Through this tutorial, students will learn some basic characteristics of the Python programming language, that will be useful for working with corpuses of text data.

1. Introduction to Strings

Among the different native python types, we will focus on strings, since they will be the core type that we will recur to represent text. Essentially, a string is just a concatenation of characters.


In [ ]:
str1 = '"Hola" is how we say "hello" in Spanish.'
str2 = "Strings can also be defined with quotes; try to be sistematic."

It is easy to check the type of a variable with the type() command:


In [ ]:
print str1
print type(str1)
print type(3)
print type(3.)

The following commands implement some common operations with strings in Python. Have a look at them, and try to deduce what the result of each operation will be. Then, execute the commands and check what are the actual results.


In [ ]:
print str1[0:5]

In [ ]:
print str1+str2

In [ ]:
print str1.lower()

In [ ]:
print str1.upper()

In [ ]:
print len(str1)

In [ ]:
print str1.replace('h','H')

In [ ]:
str3 = 'This is a question'
str3 = str3.replace('i','o')
str3 = str3.lower()
print str3[0:3]

It is interesting to notice the difference in the use of commands 'lower' and 'len'. Python is an object-oriented language, and str1 is an instance of the Python class 'string'. Then, str1.lower() invokes the method lower() of the class string to which object str1 belongs, while len(str1) or type(str1) imply the use of external methods, not belonging to the class string. In any case, we will not pay (much) attention to these issues during the session.

Finally, we remark that there exist special characters that require special consideration. Apart from language-oriented characters or special symbols (e.g., \euro), the following characters are commonly used to denote carriage return and the start of new lines


In [ ]:
print 'This is just a carriage return symbol.\r This sentence will overwrite the previous text.'

In [ ]:
print 'If you wish to start a new line,\r\nthe line feed character should also be used.'

In [ ]:
print 'But note that most applications are tolerant\nto the use of \'line feed\' only.'

2. Working with Python lists

Python lists are containers that hold a number of other objects, in a given order. To create a list, just put different comma-separated values between square brackets


In [ ]:
list1 = ['student', 'teacher', 1997, 2000]
print list1
list2 = [1, 2, 3, 4, 5 ]
print list2
list3 = ["a", "b", "c", "d"]
print list3

To check the value of a list element, indicate between brackets the index (or indices) to obtain the value (or values) at that position (positions).

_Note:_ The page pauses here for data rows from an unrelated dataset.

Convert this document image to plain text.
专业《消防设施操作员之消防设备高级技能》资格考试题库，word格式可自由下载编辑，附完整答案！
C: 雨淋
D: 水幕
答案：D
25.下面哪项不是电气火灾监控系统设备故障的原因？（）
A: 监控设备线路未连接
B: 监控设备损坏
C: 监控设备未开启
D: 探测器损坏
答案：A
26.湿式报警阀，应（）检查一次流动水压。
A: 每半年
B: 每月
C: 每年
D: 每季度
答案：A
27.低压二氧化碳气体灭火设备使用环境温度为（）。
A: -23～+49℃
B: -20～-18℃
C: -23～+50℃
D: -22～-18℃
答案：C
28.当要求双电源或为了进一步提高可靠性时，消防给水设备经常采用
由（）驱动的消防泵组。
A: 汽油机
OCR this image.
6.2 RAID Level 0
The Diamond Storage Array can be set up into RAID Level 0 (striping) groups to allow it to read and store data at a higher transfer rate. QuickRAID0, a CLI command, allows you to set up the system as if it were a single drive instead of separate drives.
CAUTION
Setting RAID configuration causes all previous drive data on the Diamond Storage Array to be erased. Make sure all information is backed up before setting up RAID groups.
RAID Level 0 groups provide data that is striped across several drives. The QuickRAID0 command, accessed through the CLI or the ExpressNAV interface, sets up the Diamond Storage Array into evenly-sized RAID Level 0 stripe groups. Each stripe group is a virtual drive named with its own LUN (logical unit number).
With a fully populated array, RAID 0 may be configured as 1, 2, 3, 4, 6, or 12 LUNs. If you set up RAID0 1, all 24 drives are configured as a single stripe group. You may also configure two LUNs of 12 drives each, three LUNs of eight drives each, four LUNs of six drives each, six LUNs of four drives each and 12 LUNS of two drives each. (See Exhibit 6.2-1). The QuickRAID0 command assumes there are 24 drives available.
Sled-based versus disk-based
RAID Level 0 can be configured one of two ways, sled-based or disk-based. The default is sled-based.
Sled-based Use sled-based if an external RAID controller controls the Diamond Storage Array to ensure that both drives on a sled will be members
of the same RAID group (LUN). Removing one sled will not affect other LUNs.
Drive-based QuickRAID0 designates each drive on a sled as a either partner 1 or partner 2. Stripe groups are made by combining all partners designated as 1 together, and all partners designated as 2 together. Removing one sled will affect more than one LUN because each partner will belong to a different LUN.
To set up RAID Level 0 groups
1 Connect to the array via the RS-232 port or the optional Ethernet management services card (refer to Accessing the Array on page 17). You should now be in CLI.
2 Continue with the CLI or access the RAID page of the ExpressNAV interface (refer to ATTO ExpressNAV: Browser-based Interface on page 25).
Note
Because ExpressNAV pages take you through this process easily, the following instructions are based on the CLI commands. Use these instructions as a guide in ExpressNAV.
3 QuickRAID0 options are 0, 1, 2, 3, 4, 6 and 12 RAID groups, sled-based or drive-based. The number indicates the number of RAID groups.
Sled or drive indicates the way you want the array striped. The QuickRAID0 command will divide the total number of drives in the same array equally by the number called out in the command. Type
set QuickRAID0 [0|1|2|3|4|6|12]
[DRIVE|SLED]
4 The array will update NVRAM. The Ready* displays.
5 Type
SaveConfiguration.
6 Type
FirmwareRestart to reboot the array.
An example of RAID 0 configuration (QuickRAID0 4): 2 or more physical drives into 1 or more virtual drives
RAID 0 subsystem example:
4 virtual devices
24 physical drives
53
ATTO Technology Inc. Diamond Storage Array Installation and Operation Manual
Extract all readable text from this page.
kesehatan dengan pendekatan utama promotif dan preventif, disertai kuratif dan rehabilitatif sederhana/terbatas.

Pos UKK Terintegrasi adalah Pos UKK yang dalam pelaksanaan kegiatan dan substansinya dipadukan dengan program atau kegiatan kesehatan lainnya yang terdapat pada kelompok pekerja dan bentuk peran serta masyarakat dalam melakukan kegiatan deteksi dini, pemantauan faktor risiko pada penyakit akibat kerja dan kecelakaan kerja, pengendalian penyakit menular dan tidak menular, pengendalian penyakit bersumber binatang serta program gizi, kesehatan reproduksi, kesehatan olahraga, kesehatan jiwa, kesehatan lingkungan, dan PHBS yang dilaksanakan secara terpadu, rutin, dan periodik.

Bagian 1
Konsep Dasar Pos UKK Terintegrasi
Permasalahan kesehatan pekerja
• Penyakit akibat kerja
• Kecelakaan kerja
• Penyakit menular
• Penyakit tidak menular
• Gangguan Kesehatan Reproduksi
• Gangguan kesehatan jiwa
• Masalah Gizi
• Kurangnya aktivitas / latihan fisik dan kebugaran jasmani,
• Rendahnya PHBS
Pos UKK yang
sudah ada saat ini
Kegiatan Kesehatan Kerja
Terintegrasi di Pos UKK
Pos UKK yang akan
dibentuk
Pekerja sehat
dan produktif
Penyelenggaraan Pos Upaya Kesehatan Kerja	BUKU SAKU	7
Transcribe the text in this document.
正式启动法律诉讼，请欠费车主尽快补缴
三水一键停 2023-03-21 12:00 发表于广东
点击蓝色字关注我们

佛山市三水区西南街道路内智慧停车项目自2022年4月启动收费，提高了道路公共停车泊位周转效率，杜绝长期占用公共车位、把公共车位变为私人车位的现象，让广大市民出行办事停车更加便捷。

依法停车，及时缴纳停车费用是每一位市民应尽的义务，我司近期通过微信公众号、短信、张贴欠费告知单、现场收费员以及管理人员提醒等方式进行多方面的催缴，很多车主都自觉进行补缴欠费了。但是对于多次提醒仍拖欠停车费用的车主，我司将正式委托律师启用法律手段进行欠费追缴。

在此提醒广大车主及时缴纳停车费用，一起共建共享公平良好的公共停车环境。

Run the code fragment below, and try to guess what the output of each command will be.

Note: Python indexing starts from 0 and the last value in a range is not used!!!!


In [ ]:
print list1[0]
print list2[2:4]
print list3[-1]    # negative indices must be avoided, just be aware that Python may not produce an error

To add elements in a list you can use the method append() and to remove them the method remove(). Lists can also be directly added, with the same effect as appending.


In [ ]:
list1 = ['student', 'teacher', 1997, 2000]
list1.append(3)
print list1
list1.remove('teacher')
print list1
print list1 + list2
print list1 + ['end of list']

Other useful functions are:

len(list): Gives the number of elements in a list.    
max(list): Returns item from the list with max value.  
min(list): Returns item from the list with min value.

In [ ]:
list2 = [1, 2, 3, 4, 5 ]
print len(list2)
print max(list2)
print min(list2)

3. Flow control (with 'for' and 'if')

As in other programming languages, python offers mechanisms to loop through a piece of code several times, or for conditionally executing a code fragment when certain conditions are satisfied.

For conditional execution, you can use the if, elif and else statements.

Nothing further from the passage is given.